Однажды я вызвалась сделать презентацию о мозге для других студентов. Чтобы ее подготовить, я на несколько недель погрузилась в литературу по нейронауке, и в итоге моя презентация получилась чудовищно сложной. Я была очарована, взбудоражена и все это время не могла говорить ни о чем другом. В назначенный день я вошла в аудиторию с широкой улыбкой и с рвением проповедника начала свое выступление. Закончив, я перевела дух и посмотрела на своего добродушного старого профессора, который и предложил мне сделать презентацию. Он крепко спал. Я не поверила своим глазам. Я разрыдалась на глазах у однокурсников и выбежала из аудитории. Позже профессор извинился: он принимал новое лекарство, которое и вызывало у него сонливость. Он чувствовал себя очень виноватым и, чтобы загладить вину, организовал для меня посещение лаборатории известного французского нейрофизиолога, где я могла лично увидеть, как работает мозг.

– In vivo, – добавил он с многозначительным видом.

Тогда я понятия не имела, что означает in vivo, но ответила:

– Конечно, почему бы и нет.

Я просто надеялась, что этот загадочный профессор Invivo не уснет от общения со мной.

Я приехала на своем маленьком «рено» в лионский кампус Национального центра научных исследований, который находился в двух часах езды от дома моих родителей.

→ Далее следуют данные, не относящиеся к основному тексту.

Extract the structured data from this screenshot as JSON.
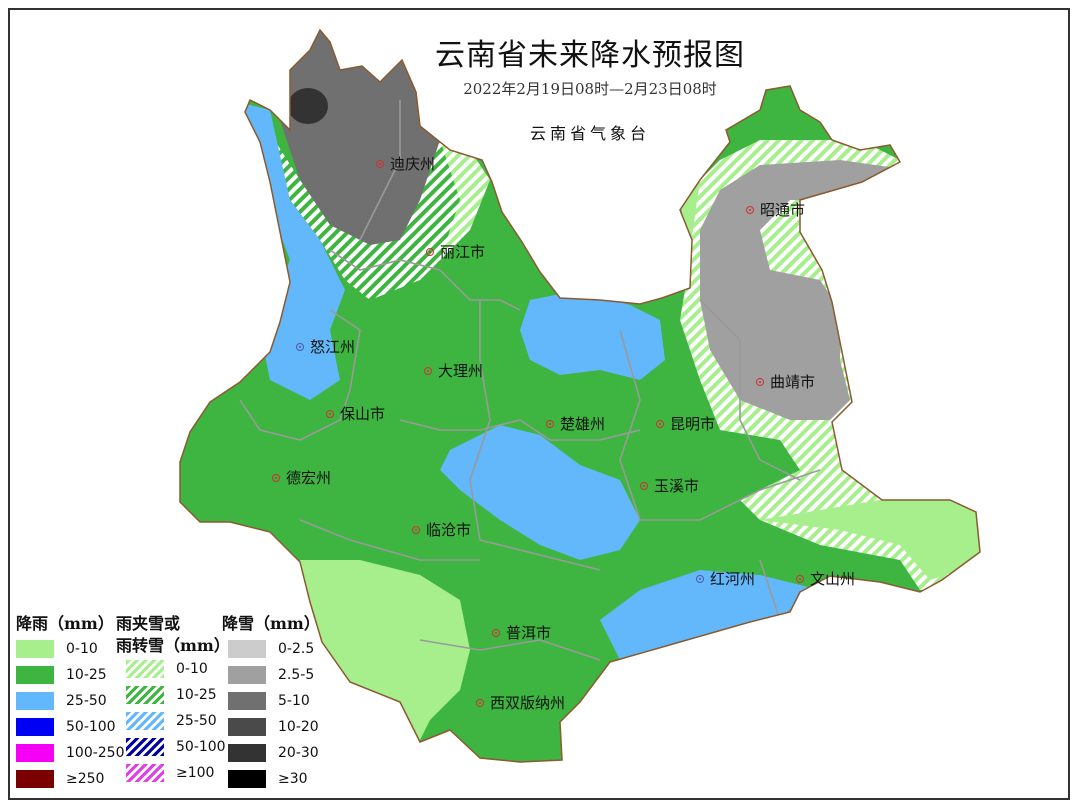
{
  "title": "云南省未来降水预报图",
  "subtitle": "2022年2月19日08时—2月23日08时",
  "issuer": "云南省气象台",
  "cities": [
    {
      "name": "迪庆州",
      "marker": "red"
    },
    {
      "name": "丽江市",
      "marker": "red"
    },
    {
      "name": "怒江州",
      "marker": "blue"
    },
    {
      "name": "大理州",
      "marker": "red"
    },
    {
      "name": "保山市",
      "marker": "red"
    },
    {
      "name": "楚雄州",
      "marker": "red"
    },
    {
      "name": "昆明市",
      "marker": "red"
    },
    {
      "name": "昭通市",
      "marker": "red"
    },
    {
      "name": "曲靖市",
      "marker": "red"
    },
    {
      "name": "德宏州",
      "marker": "red"
    },
    {
      "name": "临沧市",
      "marker": "red"
    },
    {
      "name": "玉溪市",
      "marker": "red"
    },
    {
      "name": "红河州",
      "marker": "blue"
    },
    {
      "name": "文山州",
      "marker": "red"
    },
    {
      "name": "普洱市",
      "marker": "red"
    },
    {
      "name": "西双版纳州",
      "marker": "red"
    }
  ],
  "legend": {
    "rain": {
      "title": "降雨（mm）",
      "items": [
        {
          "label": "0-10",
          "color": "#a6ef8c"
        },
        {
          "label": "10-25",
          "color": "#3db540"
        },
        {
          "label": "25-50",
          "color": "#62b8fb"
        },
        {
          "label": "50-100",
          "color": "#0000f5"
        },
        {
          "label": "100-250",
          "color": "#f500f5"
        },
        {
          "label": "≥250",
          "color": "#7a0000"
        }
      ]
    },
    "sleet": {
      "title_line1": "雨夹雪或",
      "title_line2": "雨转雪（mm）",
      "items": [
        {
          "label": "0-10",
          "color": "#a6ef8c"
        },
        {
          "label": "10-25",
          "color": "#3db540"
        },
        {
          "label": "25-50",
          "color": "#62b8fb"
        },
        {
          "label": "50-100",
          "color": "#0000a0"
        },
        {
          "label": "≥100",
          "color": "#e040e0"
        }
      ]
    },
    "snow": {
      "title": "降雪（mm）",
      "items": [
        {
          "label": "0-2.5",
          "color": "#cccccc"
        },
        {
          "label": "2.5-5",
          "color": "#a0a0a0"
        },
        {
          "label": "5-10",
          "color": "#707070"
        },
        {
          "label": "10-20",
          "color": "#4a4a4a"
        },
        {
          "label": "20-30",
          "color": "#333333"
        },
        {
          "label": "≥30",
          "color": "#000000"
        }
      ]
    }
  }
}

В лаборатории было тихо и стерильно, но я ощущала энергию, проникающую сквозь эти стены, словно фундаментальное открытие уже не за горами. Макак стоял в клетке (меня до сих пор передергивает от этого) и, казалось, был рад меня видеть: он моргал своими очаровательными глазками и восторженно повизгивал.

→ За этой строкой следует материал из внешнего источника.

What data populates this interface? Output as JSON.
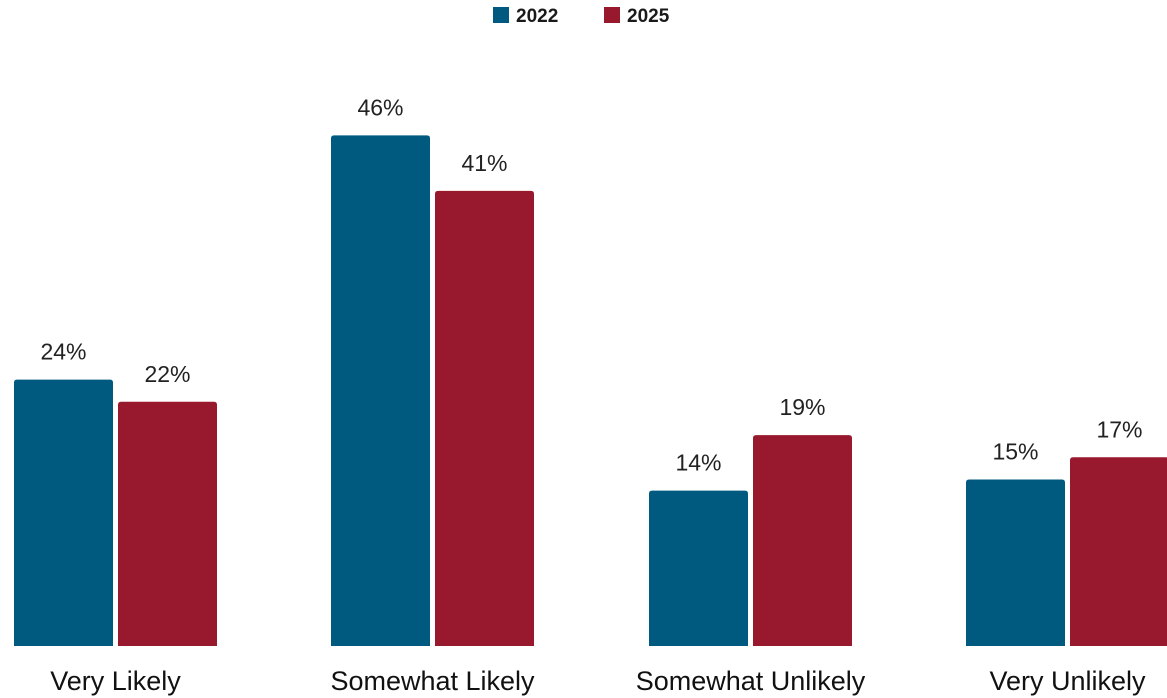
{
  "chart_data": {
    "type": "bar",
    "categories": [
      "Very Likely",
      "Somewhat Likely",
      "Somewhat Unlikely",
      "Very Unlikely"
    ],
    "series": [
      {
        "name": "2022",
        "color": "#005a80",
        "values": [
          24,
          46,
          14,
          15
        ]
      },
      {
        "name": "2025",
        "color": "#98182d",
        "values": [
          22,
          41,
          19,
          17
        ]
      }
    ],
    "value_suffix": "%",
    "legend_position": "top-center",
    "grid": false,
    "ylim": [
      0,
      46
    ]
  }
}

In vivo, как объяснил мне аспирант, означало изучение работы мозга живого организма. В данном случае организмом был макак, в мозг которого были вживлены электроды. На заре нейронауки измерение активности мозга через имплантированные микроэлектроды было стандартной практикой: громкость звука в наушниках коррелировала с уровнем активности мозговых зон. Этот метод появился благодаря таким пионерам в этой области, как итальянский врач Луиджи Гальвани, который в XVIII веке обнаружил электрическую возбудимость нервных клеток и мышц, и немецкий физик Герман фон Гельмгольц, который в XIX веке выяснил, что нейроны посылают сигналы с помощью электрического тока.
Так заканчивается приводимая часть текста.